Finding and installing the software you want can be risky, as it's hard to know what you can and can't trust. Chocolatey is a solution, it's like an 'appstore' for Windows. Installing it from their site requires a bit of effort. However, we have a file you can run that will do the work for you. Download and install Chocolatey by running this script: Chocolatey_Installer.vbs

Just open the Chocolatey GUI to look for and install programs. You can be confident that any programs you find in Chocolatey are trustworthy

Some Software to Pick Up the Slack

As mentioned earlier, installing security software does not make your computer secure. But there are some tools that can help improve security, and make it easier to stick to your good habits

Check out the Kaisev Security Suite

The specific recommendations below are what Kaisev considers the best solutions at the time of writing. Please check the last edited date at the bottom of the page, if its more than six months old, there's a chance these recommendations are no longer applicable

Adblockers

The best solution right now is uBlock Origin, downloadable for all major browsers here: https://github.com/gorhill/uBlock#installation

Adblockers are controversial, as many websites rely on advertisements for their revenue. It is our opinion that advertisements are not just an annoyance, but a security issue. A good percentage of advertisements online are misleading, scams, or even try to deliver viruses and malware. If you do not want to block advertisements, uBlock Origin is easy to turn off for specific sites that you trust

Anti-Virus

Windows 8 and 10 have Windows Defender built in as an antivirus program. There are a lot of people who will say that Windows Defender is no good, but the more experienced in the technical community agree that Windows Defender is just as effective as any other antivirus.
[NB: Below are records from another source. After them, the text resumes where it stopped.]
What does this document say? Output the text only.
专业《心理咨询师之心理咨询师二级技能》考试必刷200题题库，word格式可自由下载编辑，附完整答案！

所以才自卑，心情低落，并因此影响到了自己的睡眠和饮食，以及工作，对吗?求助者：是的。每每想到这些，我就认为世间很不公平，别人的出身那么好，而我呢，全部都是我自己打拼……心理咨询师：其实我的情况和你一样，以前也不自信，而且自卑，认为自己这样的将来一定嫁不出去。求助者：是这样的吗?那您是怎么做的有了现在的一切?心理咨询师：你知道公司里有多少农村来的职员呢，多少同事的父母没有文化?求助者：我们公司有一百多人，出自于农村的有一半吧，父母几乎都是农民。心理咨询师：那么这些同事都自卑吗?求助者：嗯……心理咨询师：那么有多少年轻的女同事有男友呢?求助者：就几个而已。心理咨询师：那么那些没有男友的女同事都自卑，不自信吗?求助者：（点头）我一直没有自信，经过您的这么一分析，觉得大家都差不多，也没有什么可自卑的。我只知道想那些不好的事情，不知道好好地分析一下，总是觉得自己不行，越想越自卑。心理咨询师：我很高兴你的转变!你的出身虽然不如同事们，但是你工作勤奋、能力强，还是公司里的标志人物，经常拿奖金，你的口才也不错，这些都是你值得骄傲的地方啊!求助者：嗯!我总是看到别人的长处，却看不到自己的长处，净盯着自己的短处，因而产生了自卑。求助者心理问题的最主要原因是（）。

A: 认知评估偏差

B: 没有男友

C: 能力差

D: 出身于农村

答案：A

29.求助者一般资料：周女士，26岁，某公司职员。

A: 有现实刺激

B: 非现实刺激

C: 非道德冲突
On Windows 7, there's Microsoft Security Essentials. This is free, and works just fine.

You do not need any other antivirus program.

You will often hear online the recommendation of MalwareBytes, or the MalwareBytes free trial. To be clear: MalwareBytes Free is just a scanner, not an antivirus. MalwareBytes Premium (and the free premium trial) is an active antivirus. MalwareBytes Free is a good 'second opinion scan'. It's a good thing to install and run a scan with every once in a while. We do not recommend the Free Trial or Premium versions of MalwareBytes, that's what Windows Defender (or Microsoft Security Essentials) is for

Script Blockers

Script blockers are for the more advanced users. These add-ons let you block Javascript through whitelisting and blacklisting. If you don't already know what Javascript is, then these addons will likely be too difficult to be practical for you.

There are a wide variety of options. For Firefox there's NoScript, for Chrome there's ScriptSafe.